Did you ever think someone could show you love through a bologna sandwich? I didn’t think so either. Until I found out that I (a poor, broke, college student at the time) spent close to nine months eating bologna sandwiches every day to cut down my grocery budget to $10 a week, just so I could save up enough money to buy my loving ex-wife-to-be an engagement ring.
The truth is, marriage will cost you.
When you think of the cost of marriage, what comes to mind?
According to recent statistics, the average couple today spends $26,444 on a wedding. That’s a lot of money, but it’s nothing compared to the real costs of marriage. Because, like it or not, marriage will cost you more than money. It will cost you something great. It will cost you a price much larger than the money you spend on a ring, a wedding, or a honeymoon — it will cost you.
I heard a married man on TV say (regarding whether or not he was going to stay in his marriage), “I shouldn’t be with someone if I’m not happy.” It’s an attitude many people have, and hearing it made my stomach turn.
What an accurate reflection of the self-centered society we live in, where everyone believes their main goal in life is their happiness. What a small and shallow way to live.
If you’re getting married with your happiness as your main goal, you will be severely disappointed.
Marriage is not about your happiness; it’s not even about you. It’s about love, which is something we choose to give time and time again. It’s about sacrifice, serving, giving, forgiving — and then doing it all over again.
No wonder we choose divorce over-commitment. Because often, we’re choosing “personal happiness” over real commitment, over real love.

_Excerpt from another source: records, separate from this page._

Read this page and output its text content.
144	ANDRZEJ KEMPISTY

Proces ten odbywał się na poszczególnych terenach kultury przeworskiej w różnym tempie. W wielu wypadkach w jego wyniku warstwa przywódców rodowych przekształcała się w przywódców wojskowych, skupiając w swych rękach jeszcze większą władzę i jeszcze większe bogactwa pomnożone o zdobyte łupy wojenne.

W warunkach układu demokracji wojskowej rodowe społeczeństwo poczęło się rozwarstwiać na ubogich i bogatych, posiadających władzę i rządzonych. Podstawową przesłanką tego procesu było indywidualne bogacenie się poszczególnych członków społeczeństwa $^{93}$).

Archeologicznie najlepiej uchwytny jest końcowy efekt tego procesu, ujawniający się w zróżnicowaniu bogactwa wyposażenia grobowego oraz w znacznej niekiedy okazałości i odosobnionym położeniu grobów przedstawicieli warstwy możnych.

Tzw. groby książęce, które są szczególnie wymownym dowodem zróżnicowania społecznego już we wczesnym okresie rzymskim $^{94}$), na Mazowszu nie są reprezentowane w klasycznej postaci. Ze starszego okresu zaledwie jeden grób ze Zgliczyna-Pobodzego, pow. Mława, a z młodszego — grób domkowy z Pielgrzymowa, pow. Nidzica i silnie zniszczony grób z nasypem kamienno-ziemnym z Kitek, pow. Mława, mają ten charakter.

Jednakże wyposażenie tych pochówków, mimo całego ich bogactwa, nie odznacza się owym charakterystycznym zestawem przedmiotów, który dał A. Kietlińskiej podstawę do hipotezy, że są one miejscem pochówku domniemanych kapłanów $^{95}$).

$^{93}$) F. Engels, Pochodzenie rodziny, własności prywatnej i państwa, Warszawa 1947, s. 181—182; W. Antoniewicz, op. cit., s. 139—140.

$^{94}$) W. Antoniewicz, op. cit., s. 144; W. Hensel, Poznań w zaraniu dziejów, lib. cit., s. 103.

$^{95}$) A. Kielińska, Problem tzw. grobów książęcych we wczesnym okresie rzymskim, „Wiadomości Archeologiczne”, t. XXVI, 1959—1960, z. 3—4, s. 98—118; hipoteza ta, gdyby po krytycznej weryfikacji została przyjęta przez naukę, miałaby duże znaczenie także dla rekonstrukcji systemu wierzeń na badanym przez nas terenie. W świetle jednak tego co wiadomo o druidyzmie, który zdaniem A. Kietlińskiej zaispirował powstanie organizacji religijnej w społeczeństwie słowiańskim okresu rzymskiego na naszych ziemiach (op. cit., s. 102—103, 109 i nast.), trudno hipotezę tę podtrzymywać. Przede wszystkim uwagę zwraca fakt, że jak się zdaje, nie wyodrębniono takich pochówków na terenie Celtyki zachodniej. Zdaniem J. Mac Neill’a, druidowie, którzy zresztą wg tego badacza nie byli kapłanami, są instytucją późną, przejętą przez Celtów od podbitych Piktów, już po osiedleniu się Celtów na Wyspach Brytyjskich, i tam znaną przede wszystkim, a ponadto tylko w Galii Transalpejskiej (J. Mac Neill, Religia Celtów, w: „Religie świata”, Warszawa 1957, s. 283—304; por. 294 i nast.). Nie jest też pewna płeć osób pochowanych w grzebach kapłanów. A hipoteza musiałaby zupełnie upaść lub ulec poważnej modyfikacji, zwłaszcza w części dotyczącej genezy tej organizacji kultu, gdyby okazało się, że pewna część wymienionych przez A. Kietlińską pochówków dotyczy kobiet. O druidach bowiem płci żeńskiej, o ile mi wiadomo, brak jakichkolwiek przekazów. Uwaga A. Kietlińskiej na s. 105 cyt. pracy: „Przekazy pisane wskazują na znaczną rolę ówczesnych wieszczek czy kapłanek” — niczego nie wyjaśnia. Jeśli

They say marriage teaches you more about selflessness than you ever wanted to know. I have found that phrase to be true in my relationship with my ex-wife. Because at the heart of it, real love is all about sacrifice. About the giving of yourself, in ways big and small.
It’s about offering forgiveness when you’ve been hurt.
It’s about giving your time though it’s not always convenient.
It’s about sharing your heart when you’d rather hold back.
It’s about cleaning the kitchen after a long weekend, even if it’s your least favorite job.
It’s about choosing to respond with love when you’d rather respond in anger.
It’s about offering a listening ear when you’d rather tune out or go to bed.
It’s about putting someone else’s needs and desires before your own.
It’s about giving up that last bite of cake, just so your spouse can enjoy it.
It’s about laying down your rights, to make way for the rights of another.
The list could go on and on, but it always ends with the same formula: You before me. And we before I.
We live in a world that despises the sacrificial side of marriage and tries to wish it away. They teach us to strive for power, control, and the upper hand in a relationship. They tell us to do what feels right, and not to tolerate anything less. They fool us into thinking that love is about doing what makes us happy. And the second we feel less than happy, they encourage us to bail, to abandon ship, and to stop investing.
But they’ve got it all wrong.
Because the more we give, the better we become. Real love is not self-seeking, and it will always cost you. It will cost your heart, your time, and your money. It will cost you your comfort, your rights, and your pride. It will cost you to “lay down your life” for the life of another. Only those who learn to “die to themselves” are the ones who get to experience the resurrection power that comes with it — a resurrection into real love, real life, and meaningful relationships.